Die Geschichte der IT in der BFV fängt nicht erst mit ZID und ZIVIT an. Schon vor über einem halben Jahrhundert begann die Automatisierung im Ressort. Ihr Ausgangspunkt war die - auch damals schon - komplizierte Berechnung der Bezüge für eine wachsende Anzahl von Bundesbediensteten. Am 20. Februar 1956 nahm die selbständige, dem BMF unmittelbar nachgeordnete "Besoldungsstelle der BFV" in Bonn-Mehlem ihren Betrieb auf.
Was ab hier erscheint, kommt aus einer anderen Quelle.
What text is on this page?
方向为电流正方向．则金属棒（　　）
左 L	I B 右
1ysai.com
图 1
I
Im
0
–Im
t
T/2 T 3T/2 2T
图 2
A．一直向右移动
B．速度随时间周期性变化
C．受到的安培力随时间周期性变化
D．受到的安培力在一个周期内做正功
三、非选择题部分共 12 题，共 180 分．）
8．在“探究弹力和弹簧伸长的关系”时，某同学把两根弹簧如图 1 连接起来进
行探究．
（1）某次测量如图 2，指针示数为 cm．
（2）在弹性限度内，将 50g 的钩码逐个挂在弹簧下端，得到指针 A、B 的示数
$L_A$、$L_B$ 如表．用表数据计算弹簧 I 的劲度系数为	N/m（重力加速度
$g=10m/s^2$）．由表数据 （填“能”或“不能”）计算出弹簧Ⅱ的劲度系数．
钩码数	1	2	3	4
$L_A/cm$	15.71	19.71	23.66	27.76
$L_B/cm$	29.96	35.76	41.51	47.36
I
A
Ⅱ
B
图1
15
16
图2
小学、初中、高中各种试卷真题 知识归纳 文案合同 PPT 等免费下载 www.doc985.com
Insgesamt 21 Beschäftigte arbeiteten dort an einer "maschinellen Versuchsanlage", die auf der Basis so genannter Hollerith-Lochkarten funktionierte.
Seit der ersten Hälfte der 60er Jahre wurde dieses Rechenzentrum auch für die Berechnung von Haushaltsdaten genutzt. Dazu kam erstmals ein "Großrechner" zum Einsatz. Am 3. Juli 1970 wurde die IBM-360/40-Anlage gegen die modernisierte Anlage IBM 360/50 ausgetauscht. Zusätzliche Rechnerkapazitäten sicherte die angemietete Zentraleinheit IBM 2050/100 mit zwei Sektorkanälen und einem Hauptspeicher von 542.000 Bytes - ein Datenvolumen, das schon Ende der 80er Jahre auf eine einzige 5¼-Zoll-Diskette passte.
Etwa zeitgleich fasste man den - damals fortschrittlichen - Entschluss, die von ihren Aufgaben her erheblich erweiterte Besoldungsstelle unabhängig von definierten Einzelaufgaben und Fachzuständigkeiten als selbständige IT-Behörde für die BFV zu etablieren. Als ideeller und organisatorischer Vorläufer des ZIVIT entstand so zum 1. Juli 1971 das "Rechenzentrum der BFV". Es stellte keine Behörde im Sinne des Finanzverwaltungsgesetzes dar. Um die wachsenden Verwaltungsaufgaben besser unterstützen und koordinieren zu können, ist das Rechenzentrum zum 1. Januar 1975 als Abteilung IV in das 1971 gegründete Bundesamt für Finanzen eingegliedert worden.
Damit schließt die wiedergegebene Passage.